By ruthlessly vaporising our preconceptions and false certainties,
technological change is forcing us, kicking and screaming, to face up
to how pathetic our relations with one another are.
Today,
we see this reckoning in millions of words, in print and online, used
to debate globalisation’s discontents. While celebrating how
globalisation has shifted billions from abject poverty to relative
poverty, venerable western newspapers, Hollywood personalities,
Silicon Valley entrepreneurs, bishops and even multibillionaire
financiers all lament some of its less desirable ramifications:
unbearable inequality, brazen greed, climate change, and the
hijacking of our parliamentary democracies by bankers and the
ultra-rich.
None of
this should surprise a reader of the manifesto. “Society as a
whole,” it argues, “is more and more splitting up into two
great hostile camps, into two great classes directly facing each
other.” As production is mechanised, and the profit margin of
the machine-owners becomes our civilisation’s driving motive,
society splits between non-working shareholders and non-owner
wage-workers. As for the middle class, it is the dinosaur in the
room, set for extinction.
At the
same time, the ultra-rich become guilt-ridden and stressed as they
watch everyone else’s lives sink into the precariousness of
insecure wage-slavery. Marx and Engels foresaw that this supremely
powerful minority would eventually prove “unfit to rule”

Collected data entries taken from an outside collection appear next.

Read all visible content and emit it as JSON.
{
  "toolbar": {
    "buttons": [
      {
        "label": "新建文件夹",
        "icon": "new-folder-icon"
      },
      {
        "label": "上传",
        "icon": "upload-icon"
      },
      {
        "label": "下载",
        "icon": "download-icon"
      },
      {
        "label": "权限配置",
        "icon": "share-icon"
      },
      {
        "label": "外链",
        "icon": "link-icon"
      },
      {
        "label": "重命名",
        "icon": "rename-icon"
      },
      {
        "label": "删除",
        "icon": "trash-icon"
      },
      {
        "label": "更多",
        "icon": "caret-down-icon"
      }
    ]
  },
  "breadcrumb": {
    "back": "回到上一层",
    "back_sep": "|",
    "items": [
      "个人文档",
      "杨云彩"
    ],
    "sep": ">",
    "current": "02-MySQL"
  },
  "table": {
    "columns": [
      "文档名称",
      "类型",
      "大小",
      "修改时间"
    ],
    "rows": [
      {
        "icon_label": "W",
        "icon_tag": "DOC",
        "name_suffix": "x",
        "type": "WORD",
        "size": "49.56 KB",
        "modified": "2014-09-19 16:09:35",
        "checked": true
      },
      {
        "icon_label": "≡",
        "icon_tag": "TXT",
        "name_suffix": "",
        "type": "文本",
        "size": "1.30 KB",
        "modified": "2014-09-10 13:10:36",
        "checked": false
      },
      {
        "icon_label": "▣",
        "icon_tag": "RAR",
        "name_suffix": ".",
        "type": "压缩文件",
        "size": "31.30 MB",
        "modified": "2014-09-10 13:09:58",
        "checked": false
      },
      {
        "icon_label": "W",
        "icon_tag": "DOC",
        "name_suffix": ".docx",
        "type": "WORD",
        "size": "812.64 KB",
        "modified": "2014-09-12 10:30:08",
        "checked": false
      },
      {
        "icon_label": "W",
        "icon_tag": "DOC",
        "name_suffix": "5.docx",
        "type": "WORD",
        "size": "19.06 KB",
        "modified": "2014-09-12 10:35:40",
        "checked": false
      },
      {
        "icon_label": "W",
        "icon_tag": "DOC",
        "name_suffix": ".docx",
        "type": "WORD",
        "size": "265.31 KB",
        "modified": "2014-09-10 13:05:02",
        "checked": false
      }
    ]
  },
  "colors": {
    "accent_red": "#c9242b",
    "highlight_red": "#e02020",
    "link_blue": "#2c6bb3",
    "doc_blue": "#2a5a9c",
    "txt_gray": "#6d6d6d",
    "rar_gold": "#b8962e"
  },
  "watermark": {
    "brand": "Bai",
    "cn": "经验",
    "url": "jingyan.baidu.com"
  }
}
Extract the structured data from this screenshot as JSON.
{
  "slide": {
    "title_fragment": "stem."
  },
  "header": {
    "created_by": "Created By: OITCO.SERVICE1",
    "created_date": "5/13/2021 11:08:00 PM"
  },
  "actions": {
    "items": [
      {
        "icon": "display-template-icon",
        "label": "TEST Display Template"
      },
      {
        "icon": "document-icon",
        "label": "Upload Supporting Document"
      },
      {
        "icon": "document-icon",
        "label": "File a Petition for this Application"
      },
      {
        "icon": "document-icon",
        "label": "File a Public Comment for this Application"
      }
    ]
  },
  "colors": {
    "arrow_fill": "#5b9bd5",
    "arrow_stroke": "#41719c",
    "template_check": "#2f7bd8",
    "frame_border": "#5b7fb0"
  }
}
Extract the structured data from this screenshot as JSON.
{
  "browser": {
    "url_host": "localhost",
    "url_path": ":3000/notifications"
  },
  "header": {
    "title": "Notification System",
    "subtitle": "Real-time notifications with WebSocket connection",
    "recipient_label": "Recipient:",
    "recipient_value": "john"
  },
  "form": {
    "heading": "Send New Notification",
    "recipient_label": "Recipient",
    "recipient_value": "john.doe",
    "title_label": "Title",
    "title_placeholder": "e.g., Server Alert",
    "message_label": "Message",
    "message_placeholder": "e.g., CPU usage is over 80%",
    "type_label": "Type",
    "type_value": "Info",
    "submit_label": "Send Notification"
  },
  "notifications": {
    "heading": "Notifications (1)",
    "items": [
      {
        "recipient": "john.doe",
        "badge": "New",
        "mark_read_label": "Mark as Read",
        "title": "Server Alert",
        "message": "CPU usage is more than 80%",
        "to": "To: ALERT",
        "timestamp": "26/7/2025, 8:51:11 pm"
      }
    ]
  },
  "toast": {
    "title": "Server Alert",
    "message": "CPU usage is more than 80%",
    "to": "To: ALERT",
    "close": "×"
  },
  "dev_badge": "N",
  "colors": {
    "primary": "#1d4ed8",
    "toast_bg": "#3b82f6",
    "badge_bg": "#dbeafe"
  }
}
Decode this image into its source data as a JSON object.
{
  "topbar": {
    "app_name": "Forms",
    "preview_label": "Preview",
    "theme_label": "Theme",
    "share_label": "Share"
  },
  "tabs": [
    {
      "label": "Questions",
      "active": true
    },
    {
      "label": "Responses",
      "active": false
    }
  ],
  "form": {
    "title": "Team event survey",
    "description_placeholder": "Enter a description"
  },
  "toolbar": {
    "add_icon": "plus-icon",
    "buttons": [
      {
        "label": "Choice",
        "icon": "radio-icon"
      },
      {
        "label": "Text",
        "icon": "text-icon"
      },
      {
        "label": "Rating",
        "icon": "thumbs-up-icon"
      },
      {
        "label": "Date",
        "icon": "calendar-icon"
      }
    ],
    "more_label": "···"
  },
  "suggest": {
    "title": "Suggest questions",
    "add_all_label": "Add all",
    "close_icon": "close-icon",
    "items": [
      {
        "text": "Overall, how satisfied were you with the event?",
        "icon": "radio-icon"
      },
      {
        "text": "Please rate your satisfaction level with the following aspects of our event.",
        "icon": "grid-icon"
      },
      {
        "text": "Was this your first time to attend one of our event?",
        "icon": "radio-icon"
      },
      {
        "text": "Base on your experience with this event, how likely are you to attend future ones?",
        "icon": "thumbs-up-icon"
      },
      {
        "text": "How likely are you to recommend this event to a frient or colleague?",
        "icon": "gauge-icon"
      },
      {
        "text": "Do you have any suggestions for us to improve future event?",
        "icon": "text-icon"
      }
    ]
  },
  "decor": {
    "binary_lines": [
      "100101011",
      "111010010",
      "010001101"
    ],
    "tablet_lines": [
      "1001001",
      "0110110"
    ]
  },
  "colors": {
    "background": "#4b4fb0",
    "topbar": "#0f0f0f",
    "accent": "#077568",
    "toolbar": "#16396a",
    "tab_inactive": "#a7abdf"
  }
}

over such polarised societies, because they would not be in a
position to guarantee the wage-slaves a reliable existence.
Barricaded in their gated communities, they find themselves consumed
by anxiety and incapable of enjoying their riches. Some of them,
those smart enough to realise their true long-term self-interest,
recognise the welfare state as the best available insurance policy.
But alas, explains the manifesto, as a social class, it will be in
their nature to skimp on the insurance premium, and they will work
tirelessly to avoid paying the requisite taxes.
Is this
not what has transpired? The ultra-rich are an insecure, permanently
disgruntled clique, constantly in and out of detox clinics,
relentlessly seeking solace from psychics, shrinks and
entrepreneurial gurus. Meanwhile, everyone else struggles to put food
on the table, pay tuition fees, juggle one credit card for another or
fight depression. We act as if our lives are carefree, claiming to
like what we do and do what we like. Yet in reality, we cry ourselves
to sleep.
Do-gooders,
establishment politicians and recovering academic economists all
respond to this predicament in the same way, issuing fiery
condemnations of the symptoms (income inequality) while ignoring the
causes (exploitation resulting from the unequal property rights over
machines, land, resources). Is it any wonder we are at an impasse,
wallowing in hopelessness that only serves the populists seeking to
court the worst instincts of the masses?
With the
rapid rise of advanced technology, we are brought closer to the
moment when we must decide how to relate to each other in a rational,
civilised manner. We can no longer hide behind the inevitability of
work and the oppressive social norms it necessitates. The manifesto
gives its 21st-century reader an opportunity to see through this mess
and to recognise what needs to be done so that the majority can
escape from discontent into new social arrangements in which “the
free development of each is the condition for the free development of
all”. Even though it contains no roadmap of how to get there, the
manifesto remains a source of hope not to be dismissed.